На другое утро, когда я еще спал, кто-то, вероятно Павлов или дядя Нат, сонного перенес меня на кровать, и я не видал, как полк уже под обычным красным знаменем ушел из Бродиц.
Полк Красной гвардии под командованием Павлова, в который вошли боевые дружины Сахарного и Кожевенного заводов. Вместе с полком ушел воевать дядя Нат.
А вскоре мы с тетей Женей уехали в Москву.
6
Наступила зима девятнадцатого года, мне уже исполнилось девять лет. В тот очень холодный и темный вечер мы сидели одни — я и мой товарищ Мотька Политнога — в огромной коммунарской спальне.

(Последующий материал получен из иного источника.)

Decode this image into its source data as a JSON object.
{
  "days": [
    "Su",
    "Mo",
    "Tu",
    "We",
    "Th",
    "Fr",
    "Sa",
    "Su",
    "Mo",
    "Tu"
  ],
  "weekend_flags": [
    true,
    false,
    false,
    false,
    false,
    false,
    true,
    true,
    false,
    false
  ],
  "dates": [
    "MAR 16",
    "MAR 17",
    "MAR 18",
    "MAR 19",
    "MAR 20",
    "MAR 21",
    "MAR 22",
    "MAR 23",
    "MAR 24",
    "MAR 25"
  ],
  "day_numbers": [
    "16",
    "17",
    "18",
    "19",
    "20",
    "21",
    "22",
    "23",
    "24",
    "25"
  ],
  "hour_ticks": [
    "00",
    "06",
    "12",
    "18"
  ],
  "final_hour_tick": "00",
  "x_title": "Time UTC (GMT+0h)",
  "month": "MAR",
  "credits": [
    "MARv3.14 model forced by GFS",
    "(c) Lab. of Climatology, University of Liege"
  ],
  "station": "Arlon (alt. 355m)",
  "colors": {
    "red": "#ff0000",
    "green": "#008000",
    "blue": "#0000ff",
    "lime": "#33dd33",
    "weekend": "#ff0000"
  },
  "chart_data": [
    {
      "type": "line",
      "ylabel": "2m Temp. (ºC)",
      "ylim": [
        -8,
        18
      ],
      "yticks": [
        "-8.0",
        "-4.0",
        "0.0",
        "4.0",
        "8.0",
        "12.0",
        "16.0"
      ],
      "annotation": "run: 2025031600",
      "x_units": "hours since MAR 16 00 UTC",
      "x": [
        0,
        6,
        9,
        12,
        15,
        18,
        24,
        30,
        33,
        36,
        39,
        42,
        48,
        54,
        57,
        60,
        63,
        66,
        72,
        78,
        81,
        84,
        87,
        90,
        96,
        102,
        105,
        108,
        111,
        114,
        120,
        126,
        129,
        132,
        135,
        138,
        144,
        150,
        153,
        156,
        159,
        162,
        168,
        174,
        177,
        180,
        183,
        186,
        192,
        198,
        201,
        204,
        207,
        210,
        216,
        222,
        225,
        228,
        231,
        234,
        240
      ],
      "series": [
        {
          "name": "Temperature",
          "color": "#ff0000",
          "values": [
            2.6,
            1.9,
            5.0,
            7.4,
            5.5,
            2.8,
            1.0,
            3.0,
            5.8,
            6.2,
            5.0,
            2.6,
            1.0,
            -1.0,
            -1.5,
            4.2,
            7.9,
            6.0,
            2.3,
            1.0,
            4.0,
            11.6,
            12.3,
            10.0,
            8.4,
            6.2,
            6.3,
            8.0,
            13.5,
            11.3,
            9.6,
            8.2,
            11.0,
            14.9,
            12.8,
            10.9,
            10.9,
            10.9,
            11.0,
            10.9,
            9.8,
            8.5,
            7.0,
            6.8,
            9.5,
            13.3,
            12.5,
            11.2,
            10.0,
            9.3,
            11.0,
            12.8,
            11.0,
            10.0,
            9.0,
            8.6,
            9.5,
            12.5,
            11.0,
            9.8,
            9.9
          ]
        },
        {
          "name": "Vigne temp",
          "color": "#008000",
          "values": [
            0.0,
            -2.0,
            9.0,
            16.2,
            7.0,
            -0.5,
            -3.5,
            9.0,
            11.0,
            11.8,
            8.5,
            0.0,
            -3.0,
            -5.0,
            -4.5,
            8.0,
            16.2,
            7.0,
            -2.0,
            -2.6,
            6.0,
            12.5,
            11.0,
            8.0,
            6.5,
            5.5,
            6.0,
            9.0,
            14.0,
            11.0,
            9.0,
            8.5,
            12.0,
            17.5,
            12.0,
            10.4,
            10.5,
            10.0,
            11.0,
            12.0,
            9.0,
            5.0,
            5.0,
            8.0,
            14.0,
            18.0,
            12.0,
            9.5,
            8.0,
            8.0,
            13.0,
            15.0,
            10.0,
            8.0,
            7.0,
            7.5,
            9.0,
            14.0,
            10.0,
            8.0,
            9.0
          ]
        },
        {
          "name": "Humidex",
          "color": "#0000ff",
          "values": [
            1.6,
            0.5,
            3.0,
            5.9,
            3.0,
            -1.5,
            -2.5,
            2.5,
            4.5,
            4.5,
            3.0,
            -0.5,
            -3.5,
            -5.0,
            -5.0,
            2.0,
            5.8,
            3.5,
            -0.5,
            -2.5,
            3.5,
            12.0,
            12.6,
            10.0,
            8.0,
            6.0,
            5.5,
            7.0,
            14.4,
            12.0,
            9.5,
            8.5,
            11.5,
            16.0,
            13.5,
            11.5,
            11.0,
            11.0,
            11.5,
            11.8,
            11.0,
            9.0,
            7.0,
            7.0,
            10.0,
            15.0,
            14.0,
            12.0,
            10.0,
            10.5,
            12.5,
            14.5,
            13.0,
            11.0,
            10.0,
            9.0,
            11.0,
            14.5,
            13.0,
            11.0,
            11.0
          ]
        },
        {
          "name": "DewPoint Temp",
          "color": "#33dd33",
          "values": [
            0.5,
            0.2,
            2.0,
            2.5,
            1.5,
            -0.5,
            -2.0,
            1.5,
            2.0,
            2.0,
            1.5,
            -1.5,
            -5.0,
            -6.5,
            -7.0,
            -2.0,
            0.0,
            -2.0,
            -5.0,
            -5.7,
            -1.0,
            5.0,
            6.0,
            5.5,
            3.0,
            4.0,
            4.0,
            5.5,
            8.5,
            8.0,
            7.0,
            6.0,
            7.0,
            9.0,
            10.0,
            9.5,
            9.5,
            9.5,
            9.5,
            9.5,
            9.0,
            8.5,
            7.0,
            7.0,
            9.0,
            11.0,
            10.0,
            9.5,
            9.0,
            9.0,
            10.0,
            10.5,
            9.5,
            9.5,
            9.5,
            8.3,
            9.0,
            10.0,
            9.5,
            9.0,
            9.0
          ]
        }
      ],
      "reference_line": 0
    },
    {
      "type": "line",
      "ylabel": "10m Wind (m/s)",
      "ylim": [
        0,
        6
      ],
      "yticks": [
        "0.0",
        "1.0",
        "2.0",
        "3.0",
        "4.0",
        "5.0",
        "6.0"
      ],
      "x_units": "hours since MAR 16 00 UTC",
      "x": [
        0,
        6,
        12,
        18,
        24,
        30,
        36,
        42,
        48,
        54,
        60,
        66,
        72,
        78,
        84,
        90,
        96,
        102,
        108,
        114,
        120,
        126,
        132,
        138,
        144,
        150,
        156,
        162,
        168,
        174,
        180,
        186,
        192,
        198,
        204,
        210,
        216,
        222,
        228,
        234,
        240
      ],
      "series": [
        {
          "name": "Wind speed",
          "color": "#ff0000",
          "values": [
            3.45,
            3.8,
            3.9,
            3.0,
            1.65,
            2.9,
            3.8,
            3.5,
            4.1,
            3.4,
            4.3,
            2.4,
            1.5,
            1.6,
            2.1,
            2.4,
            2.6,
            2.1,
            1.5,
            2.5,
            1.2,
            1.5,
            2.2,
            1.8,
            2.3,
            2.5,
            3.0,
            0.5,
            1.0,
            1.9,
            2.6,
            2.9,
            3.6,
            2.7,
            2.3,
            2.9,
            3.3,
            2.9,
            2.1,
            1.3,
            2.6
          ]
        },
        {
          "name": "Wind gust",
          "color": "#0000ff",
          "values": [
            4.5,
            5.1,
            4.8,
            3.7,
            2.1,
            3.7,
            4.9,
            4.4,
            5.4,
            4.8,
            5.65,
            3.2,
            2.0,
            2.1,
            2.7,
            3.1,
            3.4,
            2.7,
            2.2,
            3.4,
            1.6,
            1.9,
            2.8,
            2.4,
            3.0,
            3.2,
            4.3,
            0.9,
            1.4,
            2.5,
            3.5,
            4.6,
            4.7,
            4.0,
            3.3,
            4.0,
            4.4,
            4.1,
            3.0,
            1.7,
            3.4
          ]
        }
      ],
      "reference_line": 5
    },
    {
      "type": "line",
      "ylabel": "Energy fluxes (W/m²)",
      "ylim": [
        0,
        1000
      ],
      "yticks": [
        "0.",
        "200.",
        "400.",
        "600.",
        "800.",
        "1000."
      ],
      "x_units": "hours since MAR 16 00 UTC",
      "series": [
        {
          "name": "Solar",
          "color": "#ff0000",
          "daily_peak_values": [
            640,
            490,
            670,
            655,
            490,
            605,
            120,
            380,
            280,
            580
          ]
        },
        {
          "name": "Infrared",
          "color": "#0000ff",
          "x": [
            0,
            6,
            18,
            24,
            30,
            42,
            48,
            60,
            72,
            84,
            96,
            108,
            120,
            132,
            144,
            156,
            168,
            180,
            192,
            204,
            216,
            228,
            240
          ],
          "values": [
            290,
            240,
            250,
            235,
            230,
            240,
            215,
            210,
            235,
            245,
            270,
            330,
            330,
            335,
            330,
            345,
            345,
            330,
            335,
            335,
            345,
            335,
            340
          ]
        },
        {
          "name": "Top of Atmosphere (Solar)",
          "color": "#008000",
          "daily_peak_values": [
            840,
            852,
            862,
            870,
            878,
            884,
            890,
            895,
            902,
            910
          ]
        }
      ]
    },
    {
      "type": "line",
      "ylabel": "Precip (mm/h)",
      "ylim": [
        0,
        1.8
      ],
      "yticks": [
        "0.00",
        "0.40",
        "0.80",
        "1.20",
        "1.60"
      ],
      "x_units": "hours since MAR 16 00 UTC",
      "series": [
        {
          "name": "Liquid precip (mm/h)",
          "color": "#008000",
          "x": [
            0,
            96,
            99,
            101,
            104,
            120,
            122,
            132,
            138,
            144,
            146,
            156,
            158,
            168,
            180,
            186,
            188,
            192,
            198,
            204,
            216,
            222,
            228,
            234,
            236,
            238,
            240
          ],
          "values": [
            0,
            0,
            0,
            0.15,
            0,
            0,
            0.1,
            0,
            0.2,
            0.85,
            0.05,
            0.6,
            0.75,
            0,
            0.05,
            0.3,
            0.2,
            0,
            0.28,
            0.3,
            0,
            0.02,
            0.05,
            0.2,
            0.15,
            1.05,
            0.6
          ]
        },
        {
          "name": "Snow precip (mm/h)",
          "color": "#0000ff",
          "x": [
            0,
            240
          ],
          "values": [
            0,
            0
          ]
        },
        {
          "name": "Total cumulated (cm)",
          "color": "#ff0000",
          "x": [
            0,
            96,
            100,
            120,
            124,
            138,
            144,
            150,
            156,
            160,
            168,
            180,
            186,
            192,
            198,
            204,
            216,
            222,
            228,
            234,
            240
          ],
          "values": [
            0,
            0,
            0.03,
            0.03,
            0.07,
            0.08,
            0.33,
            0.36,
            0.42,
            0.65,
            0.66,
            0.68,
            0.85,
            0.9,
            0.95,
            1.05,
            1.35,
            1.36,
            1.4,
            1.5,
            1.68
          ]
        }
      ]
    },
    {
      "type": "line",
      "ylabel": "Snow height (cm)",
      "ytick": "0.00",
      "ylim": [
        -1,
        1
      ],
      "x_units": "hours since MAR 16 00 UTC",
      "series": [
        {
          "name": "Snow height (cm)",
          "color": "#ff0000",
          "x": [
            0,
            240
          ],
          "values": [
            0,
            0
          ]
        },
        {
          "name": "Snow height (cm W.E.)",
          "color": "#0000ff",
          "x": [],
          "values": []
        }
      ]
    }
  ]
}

Другие разбрелись: на чоновские посты, колоть дрова, чистить картошку и кто куда. Мотька был только года на два старше меня, но пережил на своем веку намного больше, чем я, — это был круглолицый и жизнерадостный паренек, у которого правда в рассказах причудливо переплеталась с вымыслом.
Прозвище его Политнога произошло оттого, что он успел побывать на фронте с отрядом красногвардейцев, который подобрал его, выскочившего из окошка хаты, где белые сожгли его родных. Был он на фронте не то год, не то месяц, политруком отряда, как он чаще всего рассказывал, — но это мало вероятно, — или вестовым политрука, или еще кем. В коммуну привезли его красногвардейцы — «с фронта, на ко́нях».
Сдали Мотьку «под роспись» самому Пантелеймону Николаевичу.
«Шинельку сдали, портупею, буденовку, винтовку, ложку, как положено».
Мотькины рассказы о поступлении в коммуну менялись от раза к разу. Один раз даже получилось, что шел он с фронта пешком и Пантелеймон Николаевич подобрал его, замерзшего, у церкви Василия Кесарийского, напротив коммуны.
«Сутки мертвяком лежал, думали — амба, доски шукали, чтоб гробя́ку сколотить…»
Проскакал по неведомым полям прошедшей эпохи из небытия в небытие красногвардейский отряд и пронес в будущее притороченную к седлу мальчишескую судьбу.
Под высоким потолком тускло, в четверть силы, тлели угольные нити лампочки накаливания. В свете ее сосульки на паровом отоплении казались кровоподтеками. Мотька что-то рассказывал, но что именно — я не помню. Вероятно, как всегда, о войне. Сквозь синее, оледенелое окно смутно рисовался похороненный в сугробах сад с замерзшими деревьями. Дверь спальни отворилась без скрипа. Кто-то — дежурный, очевидно, — сказал: «Да вот они» — и убежал, оставив на пороге сутулящуюся фигуру. Я узнал Павлова, пока он медленно шел, пересекая спальню, в той же кавалерийской шинели, что и в Бродицах.